Fourteen merge gates
The canonical R-rules (R1–R14) are hard CI gates — each one traces back to a principle. Adopters add their own from R15 onward.
Phase 2.5 adds coherence validators on top of the R-rules — principle counts, entity counts, token-band units, and an LLM-cost gate — so denormalized drift can't quietly accumulate. They ship as drop-in CI checks in the toolkit.
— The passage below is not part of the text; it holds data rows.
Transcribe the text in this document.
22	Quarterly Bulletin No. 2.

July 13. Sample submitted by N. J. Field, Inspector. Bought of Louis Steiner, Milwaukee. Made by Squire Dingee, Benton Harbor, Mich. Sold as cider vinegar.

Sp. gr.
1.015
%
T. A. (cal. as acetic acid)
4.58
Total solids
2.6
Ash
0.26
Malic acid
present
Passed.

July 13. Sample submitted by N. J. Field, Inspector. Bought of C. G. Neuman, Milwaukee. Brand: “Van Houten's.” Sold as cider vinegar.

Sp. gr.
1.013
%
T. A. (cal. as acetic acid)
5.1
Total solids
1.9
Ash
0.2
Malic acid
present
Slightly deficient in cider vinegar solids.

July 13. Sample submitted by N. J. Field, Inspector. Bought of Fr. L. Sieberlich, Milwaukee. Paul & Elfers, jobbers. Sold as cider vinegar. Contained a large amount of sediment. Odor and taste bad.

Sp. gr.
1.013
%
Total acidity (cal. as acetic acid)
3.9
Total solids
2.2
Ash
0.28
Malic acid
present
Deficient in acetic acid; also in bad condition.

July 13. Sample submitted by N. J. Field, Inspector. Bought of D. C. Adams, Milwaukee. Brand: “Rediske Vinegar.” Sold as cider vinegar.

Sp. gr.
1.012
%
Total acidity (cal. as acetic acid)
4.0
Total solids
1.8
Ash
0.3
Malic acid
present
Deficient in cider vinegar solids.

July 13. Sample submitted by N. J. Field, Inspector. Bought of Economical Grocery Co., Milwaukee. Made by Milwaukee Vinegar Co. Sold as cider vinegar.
The LLM bill is a finite resource
Running agents in CI costs real money, and the failure mode is silent — you find out when the invoice lands. SliceOps treats inference like any other shared resource: enumerated, capped, gated. Five levers:
Cache stable blocks; skipping it can leave 40–60% of cost on the table.
Use the cheapest adequate tier — top-tier “just in case” is roughly a 3× penalty for no gain.
Send the diff and a few lines around it; fetch the whole file only when reasoning needs it.
Audit on open, reopen, and ready — not on every push. Velocity shouldn't multiply the bill.
Skip expensive jobs on drafts, but finish green — a skipped required check blocks the PR forever.
Determinism over regeneration
If something repeats, materialize it once — a script, a validator, an R-rule — instead of asking a model to regenerate it every time. Deterministic code is cheaper, faster, and produces evidence that doesn't drift. Have the AI write the tool once, then reuse it.
Decision-driven, not spec-driven
Spec-first toolchains assume the spec is right up front and any divergence is a bug. SliceOps assumes you learn while you build — so the source of truth is the corpus of decisions and merged code, and the record of why the spec changed is itself the artifact worth keeping.
It wraps your flow — it doesn't compete
Spec-first, test-first, contract-first — those are authoring styles. SliceOps is the discipline plane around any of them. Use your preferred flow to get from intent to code; use SliceOps to make the whole thing atomic, auditable, and self-improving. It sits on top of Spec Kit, not against it.
Acceptance-first, by convention
Convention over configuration: the opinionated default is that each slice declares its acceptance criteria upfront, ideally as executable tests. One artifact anchors the scope at the start and closes the slice as evidence at the end. A default, not a mandate.
Three wedges
The architectural-decision layer no existing tool audits.
DAG-driven — five to thirteen simultaneous agents as a normal operating mode.
Every artifact is structured so the next agent can learn from it.